Il 3 giugno del 2011 usciva Il sorprendente album d’esordio de I Cani e da quel momento la musica italiana non sarebbe stata più la stessa.

Undici brani nati su Soundcloud che hanno sdoganato la cosiddetta musica da cameretta in Italia, tra synth pop e indie fai-da-te, in un periodo storico ed in un contesto artistico che ancora non avevano dimestichezza con gli hipster, con il citazionismo sfrenato, né con lo storytelling sui giovani romani.

David Foster Wallace, le inquadrature simmetriche di Wes Anderson, i pariolini, American Apparel ed una lunghissima sequenza di riferimenti reali, facili da recepire e con cui empatizzare immediatamente o perché c’eri o perché avresti voluto esserci. E tutti, all’epoca, avrebbero voluto far parte della scena romana del Circolo degli Artisti.

Ma oltre a Roma, c’era anche la Milano delle mode e degli editori; c’erano i blog ed il gap generazionale tra chi aveva la sensazione che qualcosa stava per succedere e chi, invece, quel qualcosa se lo sarebbe perso.

Come un attento osservatore che c’è, ma che sta in disparte, Niccolò Contessa ha racchiuso la società del tempo in album divenuto immediatamente cult, perché è riuscito ad avere accesso alla coscienza dei ventenni ed alle traiettorie della loro vita con un linguaggio nuovo e non più anestetizzato. Un linguaggio ispirato da quella realtà, finalmente ironico e finalmente animato da qualcosa di diverso dai cliché e dalla semplice narrazione.
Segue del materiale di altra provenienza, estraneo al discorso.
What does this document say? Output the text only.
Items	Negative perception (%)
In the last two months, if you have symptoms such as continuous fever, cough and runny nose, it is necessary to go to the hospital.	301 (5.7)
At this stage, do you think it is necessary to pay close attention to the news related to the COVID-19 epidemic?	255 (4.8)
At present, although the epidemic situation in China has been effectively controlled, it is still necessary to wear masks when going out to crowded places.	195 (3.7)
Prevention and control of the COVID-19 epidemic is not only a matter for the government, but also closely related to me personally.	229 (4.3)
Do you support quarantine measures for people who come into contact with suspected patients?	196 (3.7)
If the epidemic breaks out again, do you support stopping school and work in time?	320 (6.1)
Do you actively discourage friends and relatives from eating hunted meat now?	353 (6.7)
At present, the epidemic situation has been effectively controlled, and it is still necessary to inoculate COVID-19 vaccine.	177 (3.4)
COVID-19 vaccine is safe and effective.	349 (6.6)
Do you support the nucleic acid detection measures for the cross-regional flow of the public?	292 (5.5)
Quel 3 giugno 2011 forse non ne erano pienamente consapevoli, ma I Cani hanno inventato l’it-pop. Ma si sono spinti ben oltre facendo la cosa più difficile di tutte: hanno mantenuto la promessa delle premesse. Quello è stato veramente un sorprendente album d’esordio che come l’età che ha raccontato, rimane lì – anche a distanza di un decennio – in un angolo molto speciale della bacheca delle cose importanti.